Prove the principles of Conservation of Momentum and of Kinetic Energy for a material system. A particle of mass \(m\) is placed at the vertex of a hemisphere of mass \(M\), whose base rests on a smooth horizontal plane, and is slightly disturbed. Shew that the path in space of the particle is an arc of an ellipse, as long as contact is preserved. Shew that contact ceases when the radius to the particle makes an angle \(\theta\) with the vertical given by the equation \[ m \cos^3\theta - 3(M+m)\cos\theta + 2(M+m) = 0; \] and verify that if \(M = m \tan^2\alpha\) (\(\alpha < \pi/2\)), the value to be taken for \(\cos\theta\) is \[ 2 \sec \alpha \cos \frac{\pi+\alpha}{3}. \]
Differentiate \[ \tan^{-1} \frac{1+x}{1-x}, \quad \log (\tan x + \sec x). \] Find the \(n\)th differential coefficients of \(\sin x\) and \(\sin^3 x\).
A curve of degree three is represented by the equation \(\phi(x,y)=0\) in which the coefficients are rational numbers. Prove that the tangent at any point whose coordinates \((x_n, y_n)\) are rational numbers meets the curve again in a point \((x_{n+1}, y_{n+1})\) whose coordinates are rational. If the curve is \[ x^3+y^3=9, \] find the relation between \(x_{n+1}\) and \(x_n\).

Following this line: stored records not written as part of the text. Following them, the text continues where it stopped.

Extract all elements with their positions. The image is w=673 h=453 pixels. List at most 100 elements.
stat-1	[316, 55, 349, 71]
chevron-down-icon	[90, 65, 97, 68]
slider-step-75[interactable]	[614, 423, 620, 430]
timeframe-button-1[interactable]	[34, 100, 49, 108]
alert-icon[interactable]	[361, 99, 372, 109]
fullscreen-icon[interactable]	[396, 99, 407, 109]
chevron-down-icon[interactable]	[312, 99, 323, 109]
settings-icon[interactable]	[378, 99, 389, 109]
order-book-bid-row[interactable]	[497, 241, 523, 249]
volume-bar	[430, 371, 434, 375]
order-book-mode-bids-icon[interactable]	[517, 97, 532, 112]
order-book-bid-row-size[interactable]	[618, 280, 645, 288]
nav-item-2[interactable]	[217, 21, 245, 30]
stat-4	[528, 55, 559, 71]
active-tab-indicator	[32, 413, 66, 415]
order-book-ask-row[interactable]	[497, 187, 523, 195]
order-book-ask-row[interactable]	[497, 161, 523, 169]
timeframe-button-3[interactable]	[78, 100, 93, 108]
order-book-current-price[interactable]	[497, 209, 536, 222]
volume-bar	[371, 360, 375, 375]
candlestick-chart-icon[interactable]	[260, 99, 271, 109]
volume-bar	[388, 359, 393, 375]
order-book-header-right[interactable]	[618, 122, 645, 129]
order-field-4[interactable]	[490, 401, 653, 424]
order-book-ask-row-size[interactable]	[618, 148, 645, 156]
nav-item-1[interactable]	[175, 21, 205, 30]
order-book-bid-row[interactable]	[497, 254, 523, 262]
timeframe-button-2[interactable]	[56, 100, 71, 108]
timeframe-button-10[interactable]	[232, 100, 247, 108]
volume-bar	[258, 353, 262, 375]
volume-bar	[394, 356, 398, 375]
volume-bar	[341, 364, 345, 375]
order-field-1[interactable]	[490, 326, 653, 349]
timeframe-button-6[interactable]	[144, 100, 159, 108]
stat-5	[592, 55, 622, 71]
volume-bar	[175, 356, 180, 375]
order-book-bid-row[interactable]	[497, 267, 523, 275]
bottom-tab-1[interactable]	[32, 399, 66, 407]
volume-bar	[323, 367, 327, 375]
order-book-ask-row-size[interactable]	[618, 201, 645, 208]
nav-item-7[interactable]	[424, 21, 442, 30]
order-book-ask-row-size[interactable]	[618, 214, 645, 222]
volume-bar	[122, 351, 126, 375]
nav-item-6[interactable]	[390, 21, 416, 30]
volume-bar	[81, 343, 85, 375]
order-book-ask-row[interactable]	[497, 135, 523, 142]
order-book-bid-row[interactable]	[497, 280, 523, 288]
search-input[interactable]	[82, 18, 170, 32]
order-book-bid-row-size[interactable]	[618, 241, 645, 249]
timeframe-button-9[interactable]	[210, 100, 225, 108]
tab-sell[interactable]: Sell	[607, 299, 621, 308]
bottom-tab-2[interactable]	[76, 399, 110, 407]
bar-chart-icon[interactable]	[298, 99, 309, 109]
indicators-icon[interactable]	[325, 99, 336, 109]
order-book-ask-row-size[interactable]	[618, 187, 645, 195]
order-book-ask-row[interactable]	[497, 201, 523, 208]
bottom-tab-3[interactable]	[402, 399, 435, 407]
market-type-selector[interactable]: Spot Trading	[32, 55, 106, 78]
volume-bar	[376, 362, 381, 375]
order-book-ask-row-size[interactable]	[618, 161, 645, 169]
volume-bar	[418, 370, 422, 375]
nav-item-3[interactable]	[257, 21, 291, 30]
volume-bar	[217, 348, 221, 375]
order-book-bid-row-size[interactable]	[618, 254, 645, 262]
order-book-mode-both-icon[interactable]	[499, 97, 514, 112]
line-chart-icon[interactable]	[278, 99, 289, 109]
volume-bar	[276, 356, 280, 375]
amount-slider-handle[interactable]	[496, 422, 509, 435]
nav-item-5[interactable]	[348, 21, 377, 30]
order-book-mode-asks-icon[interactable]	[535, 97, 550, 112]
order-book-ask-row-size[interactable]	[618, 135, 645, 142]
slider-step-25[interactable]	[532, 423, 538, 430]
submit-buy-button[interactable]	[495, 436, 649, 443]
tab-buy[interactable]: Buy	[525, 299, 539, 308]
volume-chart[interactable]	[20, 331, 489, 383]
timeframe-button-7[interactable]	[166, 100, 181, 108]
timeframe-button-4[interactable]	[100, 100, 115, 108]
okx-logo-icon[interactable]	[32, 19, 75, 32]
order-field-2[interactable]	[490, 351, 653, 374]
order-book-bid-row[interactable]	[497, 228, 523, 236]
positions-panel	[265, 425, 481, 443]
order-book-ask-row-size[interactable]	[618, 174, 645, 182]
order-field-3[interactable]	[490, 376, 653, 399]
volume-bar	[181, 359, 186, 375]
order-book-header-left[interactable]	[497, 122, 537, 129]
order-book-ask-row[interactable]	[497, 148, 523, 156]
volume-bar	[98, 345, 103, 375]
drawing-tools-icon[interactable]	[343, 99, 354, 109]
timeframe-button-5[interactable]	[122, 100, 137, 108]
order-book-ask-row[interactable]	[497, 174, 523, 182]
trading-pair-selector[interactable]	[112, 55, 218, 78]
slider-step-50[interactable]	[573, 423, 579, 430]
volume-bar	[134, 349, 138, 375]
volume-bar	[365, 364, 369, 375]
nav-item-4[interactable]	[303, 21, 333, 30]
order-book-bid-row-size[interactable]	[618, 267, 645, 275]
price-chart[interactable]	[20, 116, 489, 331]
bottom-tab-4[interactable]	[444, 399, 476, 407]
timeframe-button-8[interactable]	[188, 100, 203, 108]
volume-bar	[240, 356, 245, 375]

A wheel, which can rotate in a vertical plane about a horizontal axis through its centre, carries a particle at its rim, and motion is resisted by a constant frictional couple, such that in limiting equilibrium the radius to the particle makes 30\(^\circ\) with the vertical. Show that, if the wheel is slightly disturbed from the position of unstable equilibrium, the angle described in the first swing is between 188\(^\circ\) and 189\(^\circ\), and that in the second swing the particle comes to rest before the radius to it reaches the vertical.
A man is 2 miles from the nearest point \(A\) of a straight road, and he wishes to reach a point \(B\) on the road 4 miles from \(A\). He can walk at 4 miles per hour until he reaches the road and at 5 miles per hour on the road. Find the least time in which he can reach \(B\).